Miami Union

June 10, 1876 

DICKEY, WILLIAM - William Dickey was born in Huntington Co., Pa., Feb. 6th, 1800.  On the 7th day of April 1825, he was united in marriage to Susannah Roop, who preceded him but a few years to the better land.  When about 35 years old he removed to Seneca Co., Ohio.  A second removal was to Van Wert Co.; from there to Miami Co.; and again he removed back to Van Wert Co., where at the home of Samuel Roop, his brother-in-law, in his seventy-seventh year, April 20th, 1876, he died, in full assurance that he was entering on the joys of an endless life.  More than fifty-two years ago he united with the M. E. Church; and more than twenty years had served the Church as a class leader.  All who knew him loved and confided in him as a father.  The writer has personal knowledge of him, having been his pastor for one year.  So regular was his attendance on all the means of grace that the congregation always seemed incomplete without Bro. Dickey.  Too much cannot be said about the correctness of his life.  In a word that life was a power for the truth in any community in which he lived.  A number of years before his death Bro.
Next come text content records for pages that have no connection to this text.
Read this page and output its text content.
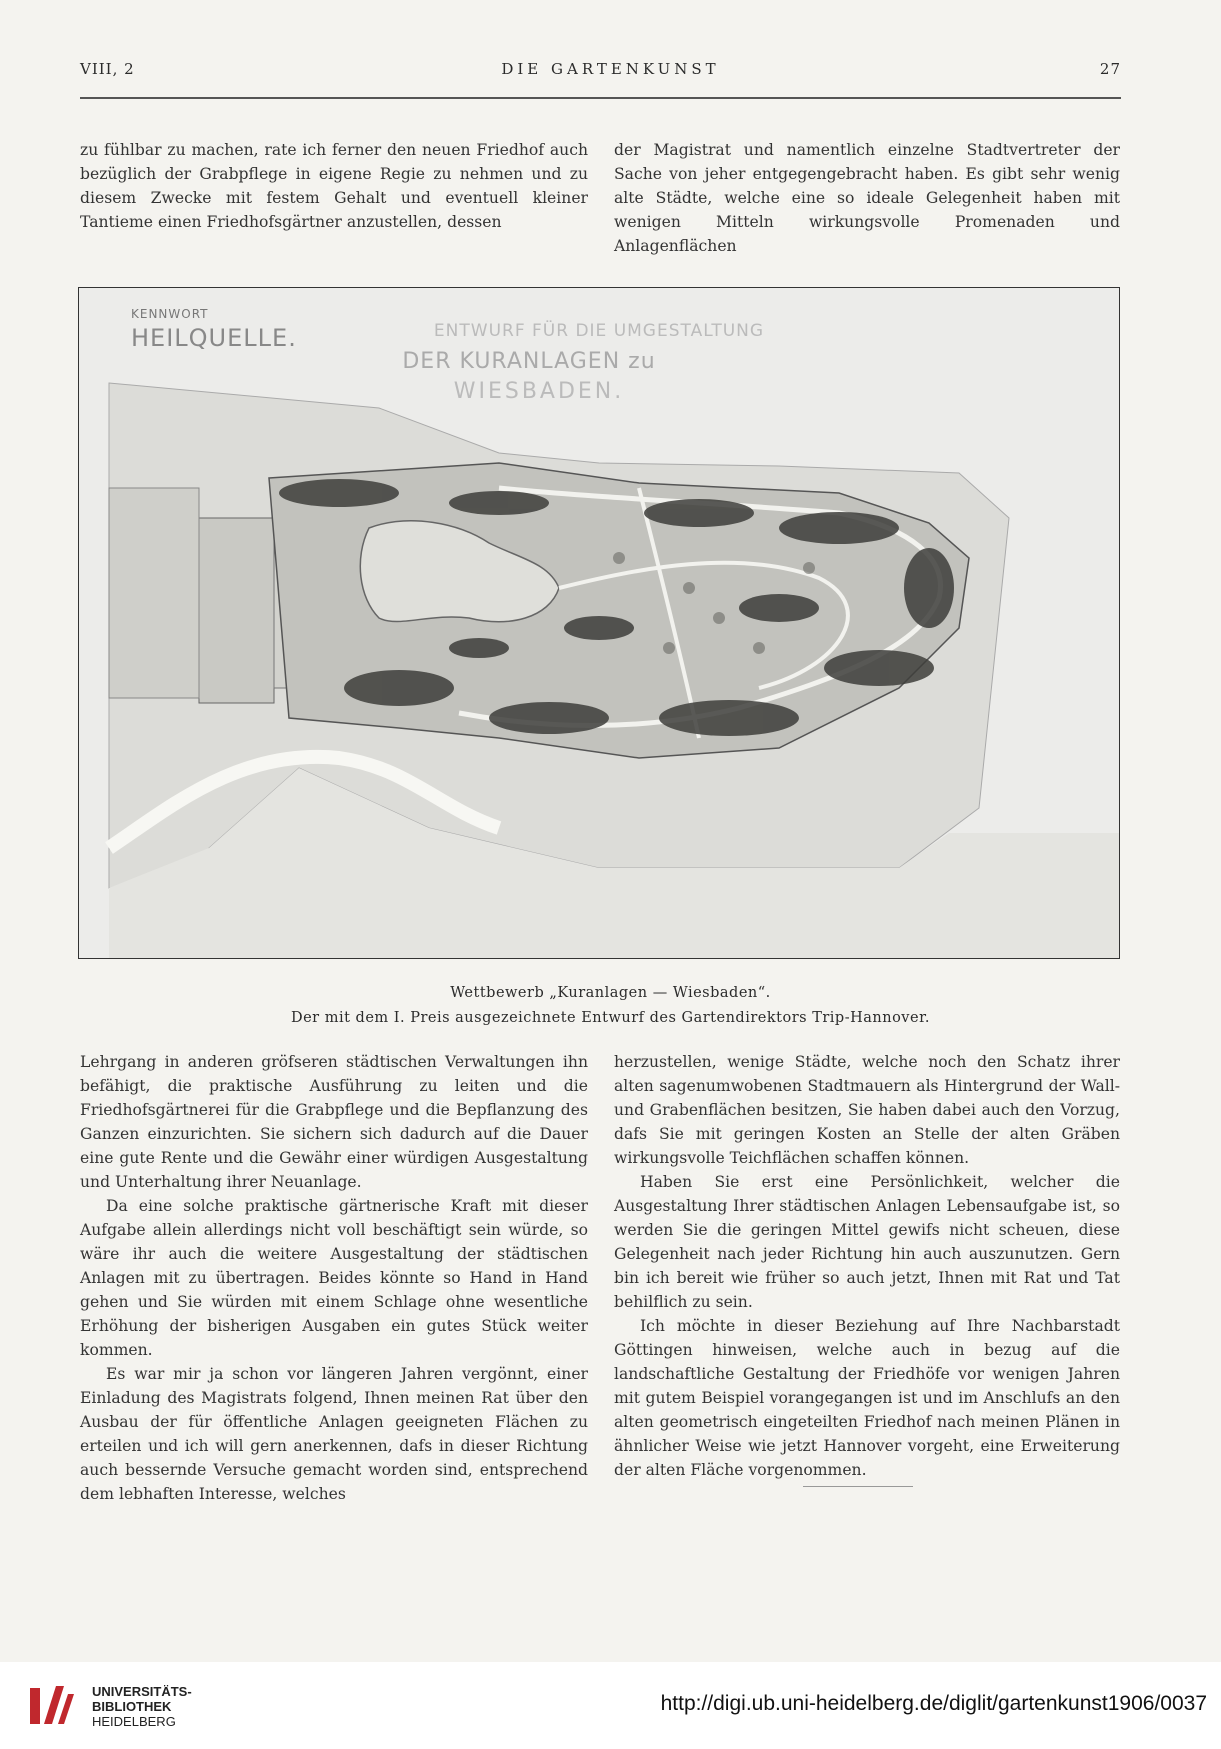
VIII, 2	DIE GARTENKUNST	27

zu fühlbar zu machen, rate ich ferner den neuen Friedhof auch bezüglich der Grabpflege in eigene Regie zu nehmen und zu diesem Zwecke mit festem Gehalt und eventuell kleiner Tantieme einen Friedhofsgärtner anzustellen, dessen

der Magistrat und namentlich einzelne Stadtvertreter der Sache von jeher entgegengebracht haben. Es gibt sehr wenig alte Städte, welche eine so ideale Gelegenheit haben mit wenigen Mitteln wirkungsvolle Promenaden und Anlagenflächen

KENNWORT
HEILQUELLE.	ENTWURF FÜR DIE UMGESTALTUNG
DER KURANLAGEN zu
WIESBADEN.
Wettbewerb „Kuranlagen — Wiesbaden“.
Der mit dem I. Preis ausgezeichnete Entwurf des Gartendirektors Trip-Hannover.

Lehrgang in anderen gröfseren städtischen Verwaltungen ihn befähigt, die praktische Ausführung zu leiten und die Friedhofsgärtnerei für die Grabpflege und die Bepflanzung des Ganzen einzurichten. Sie sichern sich dadurch auf die Dauer eine gute Rente und die Gewähr einer würdigen Ausgestaltung und Unterhaltung ihrer Neuanlage.

Da eine solche praktische gärtnerische Kraft mit dieser Aufgabe allein allerdings nicht voll beschäftigt sein würde, so wäre ihr auch die weitere Ausgestaltung der städtischen Anlagen mit zu übertragen. Beides könnte so Hand in Hand gehen und Sie würden mit einem Schlage ohne wesentliche Erhöhung der bisherigen Ausgaben ein gutes Stück weiter kommen.

Es war mir ja schon vor längeren Jahren vergönnt, einer Einladung des Magistrats folgend, Ihnen meinen Rat über den Ausbau der für öffentliche Anlagen geeigneten Flächen zu erteilen und ich will gern anerkennen, dafs in dieser Richtung auch bessernde Versuche gemacht worden sind, entsprechend dem lebhaften Interesse, welches

herzustellen, wenige Städte, welche noch den Schatz ihrer alten sagenumwobenen Stadtmauern als Hintergrund der Wall- und Grabenflächen besitzen, Sie haben dabei auch den Vorzug, dafs Sie mit geringen Kosten an Stelle der alten Gräben wirkungsvolle Teichflächen schaffen können.

Haben Sie erst eine Persönlichkeit, welcher die Ausgestaltung Ihrer städtischen Anlagen Lebensaufgabe ist, so werden Sie die geringen Mittel gewifs nicht scheuen, diese Gelegenheit nach jeder Richtung hin auch auszunutzen. Gern bin ich bereit wie früher so auch jetzt, Ihnen mit Rat und Tat behilflich zu sein.

Ich möchte in dieser Beziehung auf Ihre Nachbarstadt Göttingen hinweisen, welche auch in bezug auf die landschaftliche Gestaltung der Friedhöfe vor wenigen Jahren mit gutem Beispiel vorangegangen ist und im Anschlufs an den alten geometrisch eingeteilten Friedhof nach meinen Plänen in ähnlicher Weise wie jetzt Hannover vorgeht, eine Erweiterung der alten Fläche vorgenommen.

UNIVERSITÄTS-
BIBLIOTHEK
HEIDELBERG
http://digi.ub.uni-heidelberg.de/diglit/gartenkunst1906/0037
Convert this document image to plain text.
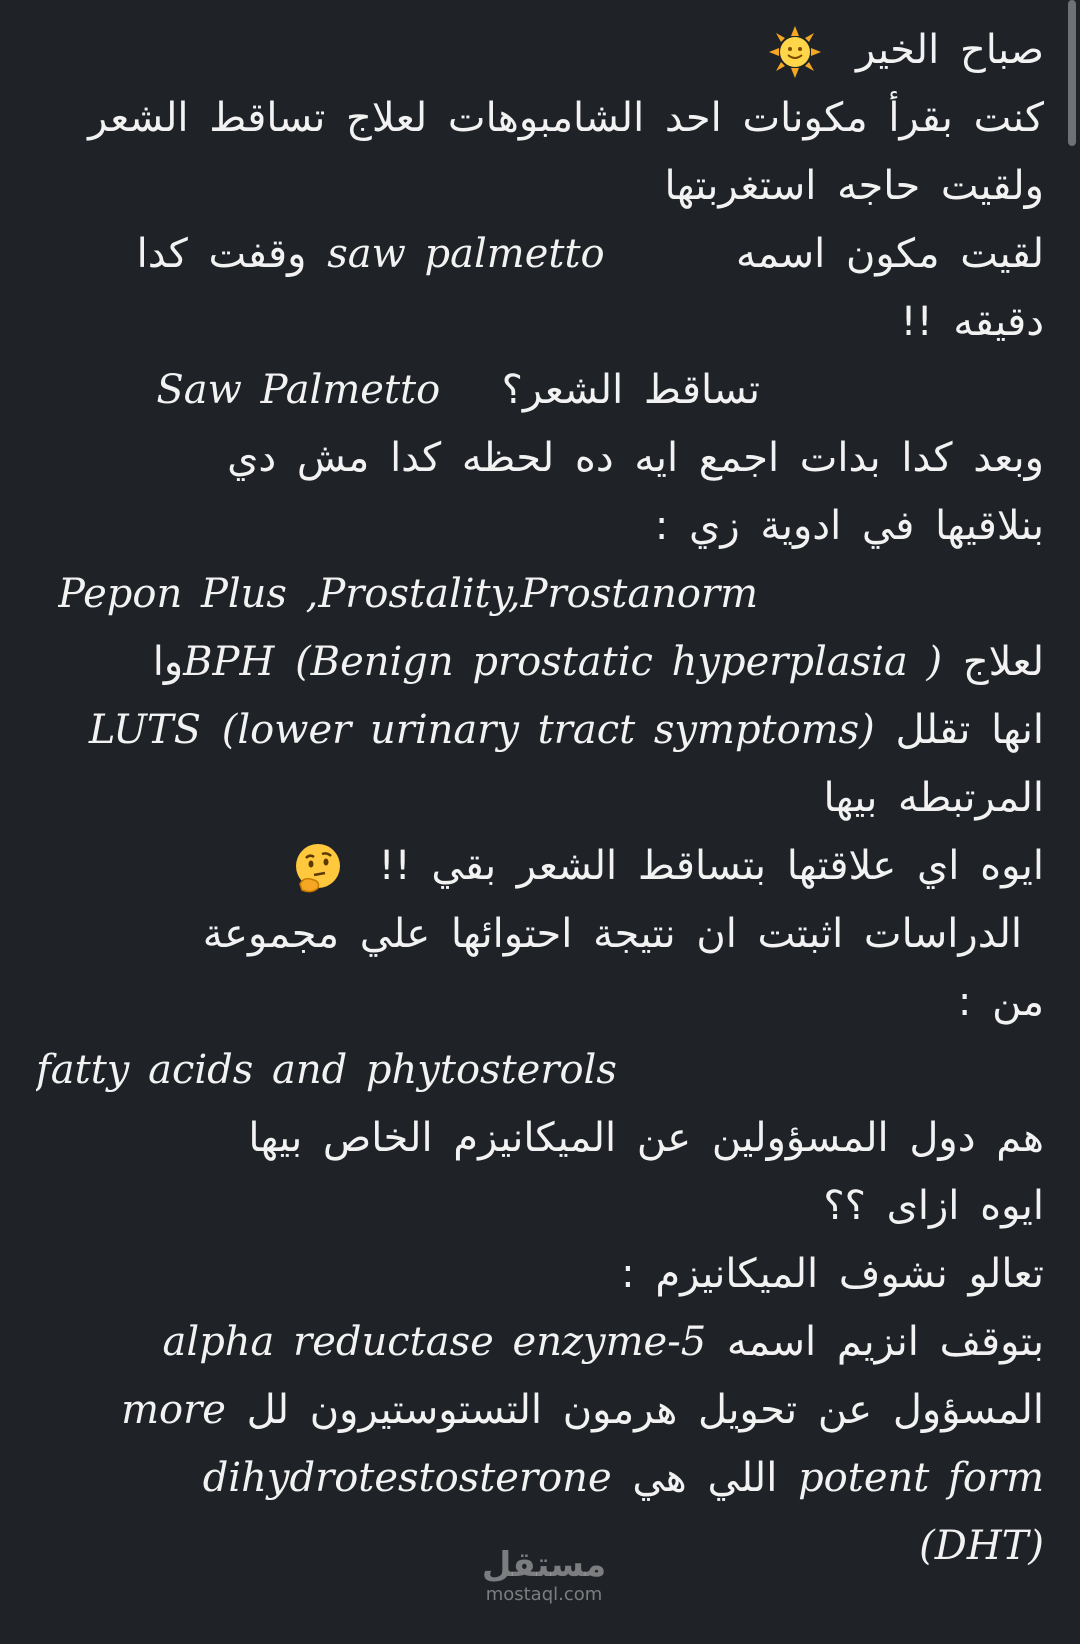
صباح الخير
كنت بقرأ مكونات احد الشامبوهات لعلاج تساقط الشعر
ولقيت حاجه استغربتها
لقيت مكون اسمه  saw palmetto وقفت كدا
دقيقه !!
تساقط الشعر؟  Saw Palmetto
وبعد كدا بدات اجمع ايه ده لحظه كدا مش دي
بنلاقيها في ادوية زي :
Pepon Plus ,Prostality,Prostanorm
لعلاج (Benign prostatic hyperplasia ) BPHوا
انها تقلل (lower urinary tract symptoms) LUTS
المرتبطه بيها
ايوه اي علاقتها بتساقط الشعر بقي !!
الدراسات اثبتت ان نتيجة احتوائها علي مجموعة
من :
fatty acids and phytosterols
هم دول المسؤولين عن الميكانيزم الخاص بيها
ايوه ازاى ؟؟
تعالو نشوف الميكانيزم :
بتوقف انزيم اسمه alpha reductase enzyme-5
المسؤول عن تحويل هرمون التستوستيرون لل more
potent form اللي هي dihydrotestosterone
(DHT)
مستقل
mostaql.com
Dickey professed the blessing of Sanctification, by my recollection is that was very modest in the profession of it; that he endeavored rather, as all christians should, to let his light shine rather than make it shine by naming a profession.  His works showed that he walked with God.  Father Dickey had a patriotic spirit combined with his religion which is worthy of notice.  Having but one son when the war broke out between the North and South he said to that son -Go." That son, like many other nobler men gave his life for his country and returned not again to comfort his parents in old age, but his father like a true patriot gave him up without a murmur.  Many who read this will no doubt remember Father Dickey's prayers for the success of the Union army; and his faith in its ultimate triumph.  He lived long enough to see the right prevail.  Although disease had impaired his mental faculties he forgot not the name on which he relied for salvation.  In answer to some questions put by a friend he said "the nearer the Jordan the sweeter the Saviour's love." (One of his favorite hymns was "for a thousand tongues" &c., and another "My buried friends."  The following lines are applicable to the closing scenes of his life.

"How blest the righteous when he dies,
   When sinks a weary soul to rest;
How mildly became the closing eyes,
How gently heaven the expiring breast!"